Well, winter has arrived! At least the cold temperatures of winter have. Here at Nature School we are hoping to receive some more snow to allow for some fort and snowman building but, even with the little bit of snow we have, we are very much enjoying our outdoor time all together. I was so thrilled to see the beautiful smiles of all of the children when we returned to Nature School after a restful holiday break.

The last two weeks have been filled with stories of our holiday experiences – hikes, cross country skiing, sledding, big family dinners, visits with cousins, grandparents and aunts and uncles,  and cozy times at home. All of this reminds me of how magical the holidays are for children.

Nature hikes have become a big part of our routine at school. As each week passes we notice differences in the property and in the forest. Different types of animal tracks, different animals smells, different bird activity, more ice or less ice on the little stream we cross – all of these are things we observe on our hikes. Of course, a sled or two always accompany our journeys as there is just enough snow to enjoy a few rides down the small hill we have discovered in the forest.

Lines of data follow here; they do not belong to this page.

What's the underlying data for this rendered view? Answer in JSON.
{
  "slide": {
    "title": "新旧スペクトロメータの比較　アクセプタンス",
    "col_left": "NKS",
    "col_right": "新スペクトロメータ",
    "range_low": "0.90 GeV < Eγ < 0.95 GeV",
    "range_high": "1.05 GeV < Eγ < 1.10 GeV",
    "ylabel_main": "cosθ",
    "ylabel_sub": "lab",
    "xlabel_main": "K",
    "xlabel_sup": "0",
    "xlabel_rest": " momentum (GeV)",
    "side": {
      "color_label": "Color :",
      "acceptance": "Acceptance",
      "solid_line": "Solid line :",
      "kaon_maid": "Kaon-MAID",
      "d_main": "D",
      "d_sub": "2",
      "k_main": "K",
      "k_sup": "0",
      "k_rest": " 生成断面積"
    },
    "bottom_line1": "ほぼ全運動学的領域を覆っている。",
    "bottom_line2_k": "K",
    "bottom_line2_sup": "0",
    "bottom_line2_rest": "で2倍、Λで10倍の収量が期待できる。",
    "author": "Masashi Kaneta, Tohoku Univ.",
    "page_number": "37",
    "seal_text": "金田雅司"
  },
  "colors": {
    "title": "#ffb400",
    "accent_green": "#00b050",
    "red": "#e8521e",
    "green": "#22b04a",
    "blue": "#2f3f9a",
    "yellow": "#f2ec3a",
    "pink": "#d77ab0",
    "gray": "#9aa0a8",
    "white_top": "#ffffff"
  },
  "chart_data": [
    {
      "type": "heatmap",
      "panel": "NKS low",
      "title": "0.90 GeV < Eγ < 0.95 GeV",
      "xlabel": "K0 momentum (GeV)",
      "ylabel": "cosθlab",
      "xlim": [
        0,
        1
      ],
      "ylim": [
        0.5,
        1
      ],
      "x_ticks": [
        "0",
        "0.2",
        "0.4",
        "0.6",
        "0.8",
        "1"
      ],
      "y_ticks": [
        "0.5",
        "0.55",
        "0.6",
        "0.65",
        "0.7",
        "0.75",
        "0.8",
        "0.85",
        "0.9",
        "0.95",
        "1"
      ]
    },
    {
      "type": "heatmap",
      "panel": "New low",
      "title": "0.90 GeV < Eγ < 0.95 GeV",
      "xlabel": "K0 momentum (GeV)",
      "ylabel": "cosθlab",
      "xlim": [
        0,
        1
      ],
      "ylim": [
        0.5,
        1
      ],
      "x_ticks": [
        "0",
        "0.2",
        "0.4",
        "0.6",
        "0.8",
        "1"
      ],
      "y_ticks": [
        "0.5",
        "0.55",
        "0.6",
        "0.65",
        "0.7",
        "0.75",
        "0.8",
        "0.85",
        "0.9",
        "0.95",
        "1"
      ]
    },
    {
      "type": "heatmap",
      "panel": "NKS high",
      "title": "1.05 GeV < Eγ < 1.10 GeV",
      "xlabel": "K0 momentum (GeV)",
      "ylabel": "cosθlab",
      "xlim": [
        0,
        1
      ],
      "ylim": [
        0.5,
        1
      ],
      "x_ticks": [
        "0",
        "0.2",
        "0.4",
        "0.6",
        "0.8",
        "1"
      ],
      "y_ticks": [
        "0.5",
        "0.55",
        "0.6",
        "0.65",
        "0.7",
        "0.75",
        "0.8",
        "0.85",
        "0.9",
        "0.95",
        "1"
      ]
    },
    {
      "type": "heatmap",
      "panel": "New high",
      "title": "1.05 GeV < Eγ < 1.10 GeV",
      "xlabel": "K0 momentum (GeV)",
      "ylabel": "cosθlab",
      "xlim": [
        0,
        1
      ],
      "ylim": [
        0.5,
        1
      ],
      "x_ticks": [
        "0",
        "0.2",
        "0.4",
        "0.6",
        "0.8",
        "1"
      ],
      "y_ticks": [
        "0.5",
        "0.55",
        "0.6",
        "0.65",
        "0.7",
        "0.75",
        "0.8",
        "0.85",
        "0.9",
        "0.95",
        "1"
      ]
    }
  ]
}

Last week we talked a lot about snow and ice. We collected both, and melted it by the fire. It was interesting to see which melted first and what we found in the melt water afterward. It made us all think a little harder about eating the snow and ice from the ground – though it is always tempting!

We also made some pretty cool snow volcanoes. The kids were amazed by the reaction that two such common household ingredients, baking soda and vinegar, can have when mixed together.

The theme of this week was trees. Winter time is an interesting time to observe trees. Without their leaves,  it is easier to see the structure of trees, and the nests and holes they make contain. We learned about the different parts a tree, discussed why they are so important to us, picked out our favourite trees on the property  and measured the diameter of them. We discovered that the largest tree on our property is a Norway Spruce tree that is took about six children with outstretched arms to hug – or about 340 cm. Using a crude estimation, we determined that it could be as old as 145 years old! We will continue to observe and discuss trees as the seasons change.

Our days are very enjoyable, and always include a number of great games that get us moving and keep us warm.  When you pick up your children at the end of the day, I know they may have cold, red cheeks, but I hope they have warm smiles!